Smart Contracts Remain a Few Years Away
Supporting regulations and technology need time to fully bake.
This year might be “The Year Blockchain Goes into Production,” but blockchain-based smart contracts have another 12 to 24 months before they become fully baked.
“I think that 2019 and 2020 will be very active years for smart contracts,” said Kari Larsen, counsel at the law practice Reed Smith. “That is when the fear of missing out will start to become less ‘we aren’t catching on to this,’ and edging into the norm.”
Until then, Larsen recommends that the industry continues to watch for developments, especially regarding financial regulations.
Those wishing to employ smart contracts will find a patchwork of regulations at the Federal and state level regarding the legal standing of smart contracts and blockchain-stored data.
“Many states provide little or no guidance on the subject, and thus, issues related to the enforceability in differing jurisdictions are inevitable,” wrote Larsen in a recent white paper entitled Blockchain: Distributed ledger technology and designing the future.
Several states are making a push to include rules for smart contracts, distributed ledgers, and cryptocurrency into the Uniform Commerical Code.
“That has stalled a bit as the focus moves more to financial regulations of the cryptocurrencies and crypto assets than UCC issues,” Larsen told Markets Media. “I would watch if that tide turns a little bit. Right now, it is like the anti-money laundering, securities, or other things having to do with crypto assets rather than the blockchain.”
However, the overall legislative and regulatory trends regarding smart contracts continue to advance.
“There is a movement toward certainty for automated contracts from a legal and regulatory perspective,” said Larsen. “States are rolling out regulations and new legislation that gives clarity to things like whether blockchain evidence can be submitted into evidence at trial, whether it is the equivalent of electronic signatures that are thus enforceable and other areas where there can be certainty provided for these.”
Meanwhile, firms with a presence in the EU face their own regulatory challenges as new data-protection and data-privacy regulations continue to affect the development and adoption of smart contracts and distributed ledgers.

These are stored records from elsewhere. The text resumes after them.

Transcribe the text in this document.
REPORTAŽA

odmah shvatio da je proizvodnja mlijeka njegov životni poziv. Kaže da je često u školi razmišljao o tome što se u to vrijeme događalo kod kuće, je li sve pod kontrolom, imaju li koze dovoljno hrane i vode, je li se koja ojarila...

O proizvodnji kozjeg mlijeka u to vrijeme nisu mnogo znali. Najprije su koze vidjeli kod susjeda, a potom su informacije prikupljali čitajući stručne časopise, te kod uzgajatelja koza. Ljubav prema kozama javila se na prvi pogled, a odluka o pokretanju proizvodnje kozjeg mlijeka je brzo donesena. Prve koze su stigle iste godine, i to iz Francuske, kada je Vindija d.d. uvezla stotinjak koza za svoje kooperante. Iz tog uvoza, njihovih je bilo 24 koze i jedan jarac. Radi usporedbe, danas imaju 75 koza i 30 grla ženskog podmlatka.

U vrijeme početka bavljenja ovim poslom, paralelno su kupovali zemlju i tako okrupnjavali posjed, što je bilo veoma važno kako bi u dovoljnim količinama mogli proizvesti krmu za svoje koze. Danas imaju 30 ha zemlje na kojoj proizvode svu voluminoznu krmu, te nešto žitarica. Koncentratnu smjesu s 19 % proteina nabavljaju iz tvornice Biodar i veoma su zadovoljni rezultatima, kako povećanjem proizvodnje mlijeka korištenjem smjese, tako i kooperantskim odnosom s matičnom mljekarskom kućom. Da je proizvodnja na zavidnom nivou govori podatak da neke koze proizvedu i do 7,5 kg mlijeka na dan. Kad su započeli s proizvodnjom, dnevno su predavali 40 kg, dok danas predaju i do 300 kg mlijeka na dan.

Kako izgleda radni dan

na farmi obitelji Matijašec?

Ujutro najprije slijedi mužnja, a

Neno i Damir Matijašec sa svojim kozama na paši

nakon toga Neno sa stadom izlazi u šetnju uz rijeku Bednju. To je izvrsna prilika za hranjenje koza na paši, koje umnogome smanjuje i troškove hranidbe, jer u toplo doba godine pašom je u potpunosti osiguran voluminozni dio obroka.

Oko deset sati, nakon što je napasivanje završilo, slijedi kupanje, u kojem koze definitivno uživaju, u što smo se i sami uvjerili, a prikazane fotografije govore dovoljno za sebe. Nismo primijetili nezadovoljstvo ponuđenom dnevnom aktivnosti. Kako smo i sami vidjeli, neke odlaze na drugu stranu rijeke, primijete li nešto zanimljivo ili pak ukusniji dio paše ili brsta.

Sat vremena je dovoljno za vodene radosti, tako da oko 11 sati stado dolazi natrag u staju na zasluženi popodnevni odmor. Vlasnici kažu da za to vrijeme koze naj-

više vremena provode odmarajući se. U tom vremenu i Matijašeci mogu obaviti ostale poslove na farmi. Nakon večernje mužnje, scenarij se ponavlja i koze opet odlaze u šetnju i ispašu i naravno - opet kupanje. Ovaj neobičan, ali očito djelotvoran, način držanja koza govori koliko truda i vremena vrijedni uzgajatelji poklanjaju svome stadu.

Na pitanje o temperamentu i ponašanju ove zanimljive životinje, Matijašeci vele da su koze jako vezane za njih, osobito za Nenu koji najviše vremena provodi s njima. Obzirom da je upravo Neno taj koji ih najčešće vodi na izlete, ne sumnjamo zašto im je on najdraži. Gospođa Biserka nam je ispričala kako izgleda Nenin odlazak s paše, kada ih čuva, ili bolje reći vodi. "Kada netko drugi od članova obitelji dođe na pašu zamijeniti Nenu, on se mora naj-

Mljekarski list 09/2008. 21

“The current data privacy regulation rolling out in Europe is not consistent with how blockchain technology works,” noted Larsen. “I would expect that regulators review any data governance regulations for consistency. If they are not consistent, how do you address that?”
Although financial regulations and commercial regulations act as gating factors in the adoption of smart contracts, the underlying technology that supports them also needs to mature.
In the industry’s enthusiasm, there are a lot of applications that are not best suited for blockchain technology, according to Larsen.
Supporting the lifecycle of derivatives contracts, such as master agreements, is one use case for which simplified smart contracts would be suited.
“In essence, they would be smart confirmations,” said Larsen. “It is easier to the name into the code, get the data, and not have to be concerned about some of the more flexible clauses that are better suited for a more robust agreement.”
The International Swaps and Derivatives Association and others in the financial industry already have opined that the technology could play a significant role in the development of a standardized, efficient, and compliant marketplace, she added.